Countries that relax regulations for regenerative medicines could be causing a downward spiral in international standards, according to new research published today.
Researchers warn that if just one country decides to relax regulations in the field, a heightened sense of competition can spur others to do the same.
It’s unclear whether this deregulation best serves competition, science or the patients.
Regenerative medicine focuses on developing therapies to regenerate or replace injured, diseased or defective cells, tissues or organs, like stem cell ‘treatments’.
Due to the use of living cells, it can be hard to set regulations in the same way as for other drugs so differences in the rules can occur.
But, according to Professor Margaret Sleeboom-Faulkner from the University of Sussex and Douglas Sipp, from the RIKEN Centre for Developmental Biology (CDB), Kobe, Japan, one thing that should always be maintained is efficacy—the ability to reliably produce a certain therapeutic result.
Professor of Social & Medical Anthropology, Margaret Sleeboom-Faulkner said: “Regenerative medicine contains a lot of economic promise, and there’s already been enormous investments into it.
“While this is good in terms of focusing on new and innovative treatments to improve healthcare, it also leaves the field particularly vulnerable to regulatory brokerage.
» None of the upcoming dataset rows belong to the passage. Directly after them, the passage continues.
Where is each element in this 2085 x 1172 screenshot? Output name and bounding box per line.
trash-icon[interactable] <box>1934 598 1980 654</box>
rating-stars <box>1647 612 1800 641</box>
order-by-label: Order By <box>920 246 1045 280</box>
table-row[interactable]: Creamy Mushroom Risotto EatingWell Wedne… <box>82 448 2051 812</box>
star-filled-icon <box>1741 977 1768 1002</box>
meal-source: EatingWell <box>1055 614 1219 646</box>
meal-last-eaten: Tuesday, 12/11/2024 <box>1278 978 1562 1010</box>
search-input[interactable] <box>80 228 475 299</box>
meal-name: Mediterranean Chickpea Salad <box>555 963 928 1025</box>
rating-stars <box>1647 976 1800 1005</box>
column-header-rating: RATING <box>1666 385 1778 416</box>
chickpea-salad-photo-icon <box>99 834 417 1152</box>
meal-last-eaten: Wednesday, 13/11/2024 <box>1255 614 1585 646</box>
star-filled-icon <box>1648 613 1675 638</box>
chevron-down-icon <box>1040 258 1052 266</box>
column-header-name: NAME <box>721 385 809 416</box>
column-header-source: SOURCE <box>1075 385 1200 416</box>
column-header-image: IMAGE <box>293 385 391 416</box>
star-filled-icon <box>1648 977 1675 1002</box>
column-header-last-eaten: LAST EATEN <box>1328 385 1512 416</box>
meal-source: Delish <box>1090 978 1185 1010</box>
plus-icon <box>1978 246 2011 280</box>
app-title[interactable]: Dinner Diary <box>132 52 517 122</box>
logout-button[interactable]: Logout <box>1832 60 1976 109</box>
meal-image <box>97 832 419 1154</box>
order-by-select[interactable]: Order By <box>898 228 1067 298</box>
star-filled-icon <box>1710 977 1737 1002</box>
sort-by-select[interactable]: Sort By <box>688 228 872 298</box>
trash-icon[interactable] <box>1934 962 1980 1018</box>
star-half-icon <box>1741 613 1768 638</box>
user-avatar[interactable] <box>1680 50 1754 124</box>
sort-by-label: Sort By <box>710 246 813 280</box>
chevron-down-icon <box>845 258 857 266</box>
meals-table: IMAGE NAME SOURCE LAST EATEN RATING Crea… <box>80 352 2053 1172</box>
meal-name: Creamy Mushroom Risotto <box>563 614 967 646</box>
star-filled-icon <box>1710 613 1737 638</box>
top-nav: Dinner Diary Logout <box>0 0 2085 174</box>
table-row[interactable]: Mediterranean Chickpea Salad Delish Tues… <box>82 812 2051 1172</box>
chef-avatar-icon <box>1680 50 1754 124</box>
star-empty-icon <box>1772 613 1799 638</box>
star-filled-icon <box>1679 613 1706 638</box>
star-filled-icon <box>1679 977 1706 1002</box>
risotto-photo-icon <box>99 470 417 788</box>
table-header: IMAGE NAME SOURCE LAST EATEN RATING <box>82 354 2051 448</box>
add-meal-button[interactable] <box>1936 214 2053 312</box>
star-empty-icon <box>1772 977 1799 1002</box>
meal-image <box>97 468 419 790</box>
When one country relaxes their regulations, others are tempted to do the same in order to ‘keep up’.
“Competition is the last way we want medicine to be progressing.”
The paper, published today in the journal Science, uses the example of South Korea as the first country to give preferential regulatory treatment to stem cell medicine. Their decision to issue a flurry of three stem cell-based medical products between 2011-12, and a fourth in 2014, attracted international scepticism for sacrificing clinical data standards in exchange for speed to market.
Yet Japan, who had launched a multi-billion dollar initiative to lead the world in regenerative medicine, instead began to see South Korea as a competitor. This resulted in a change of the law in 2013, to allow regenerative medicine products a faster entry to the market.
Professor Sleeboom-Faulkner explained: “The International Society for Stem Cell Research has published general guidelines around regenerative medicines but countries regulate it in different.
“At the moment, Britain has the safety net of the EU stamp on its regulations. While we’re not expecting to lose that, with Brexit looming, we could see new interpretations of the existing guidelines and find ourselves starting to compete with other countries too.
“The UK has a reputation for high standards in medicines regulation and should continue to uphold this and to be vigilant in the face of political pressures for eye-catching innovation.”
Professor Sleeboom-Faulkner also notes that strict regulations can have a negative impact too, making things hard for developing countries who have to import equipment and resources. As a result, strict regulations can cause some lower income countries to relax the implementation of their regulations and take measures to be able to catch up. Of late, however, it is the wealthy countries that have become more permissive.
Professor Sleeboom-Faulkner said: “What’s needed is a greater awareness that the regulations of one country can have cascading effects internationally.
“Regenerative medicines are often trialled on patients with a terminal illness, so it’s hard to know the precise effect of all of this. With less stringent clinical trials and the fast-tracking of ‘treatment’, we’d assume standards are slipping and risks increase, but it’s hard to prove that.
“Ideally, regulations should be internationally coordinated and there should be a collaborative global approach in order to maintain basic standards.”